Scientific classification
- Kingdom: Animalia
- Phylum: Chordata
- Class: Amphibia
- Order: Anura
- Family: Limnodynastidae
- Genus: Philoria
- Species: P. sphagnicola
- Binomial name: Philoria sphagnicola (Moore, 1958)
- Synonyms: Kyarranus sphagnicolus Moore, 1958; Philoria sphagnicolus Cogger, Cameron, and Cogger, 1983;

= Sphagnum frog =

- Authority: (Moore, 1958)
- Conservation status: VU
- Synonyms: Kyarranus sphagnicolus Moore, 1958, Philoria sphagnicolus Cogger, Cameron, and Cogger, 1983

Species of amphibian

The sphagnum frog (Philoria sphagnicola) is a frog in the family Limnodynastidae. The species was first described by John Alexander Moore in 1958. Its natural habitats are subtropical moist upland forests, subtropical moist montane forests, and streams. They vary in colour from shades of yellow and orange. They usually have irregular black spots that range all over their body.
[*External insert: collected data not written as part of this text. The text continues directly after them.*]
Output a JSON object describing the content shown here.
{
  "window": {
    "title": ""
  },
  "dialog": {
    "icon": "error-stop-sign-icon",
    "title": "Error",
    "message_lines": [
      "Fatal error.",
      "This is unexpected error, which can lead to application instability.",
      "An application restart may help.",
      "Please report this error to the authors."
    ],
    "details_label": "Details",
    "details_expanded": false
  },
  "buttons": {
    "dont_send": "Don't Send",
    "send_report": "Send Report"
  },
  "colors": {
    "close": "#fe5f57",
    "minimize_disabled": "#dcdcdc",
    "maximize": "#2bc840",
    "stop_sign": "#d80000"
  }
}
Their main source of diet comes from small insects, usually ants. This species was classified as endangered in 2004, and was subsequently downlisted to vulnerable in 2023. It is threatened by climate change pathogens and habitat loss. It is endemic to Australia. There have been other recommendations by scientist and other groups made to protect this species. Some of these recommendations are exclude logging around breeding areas, prevent pollution of streams and wetlands, and maintain vegetation and deep-leaf litter around streams.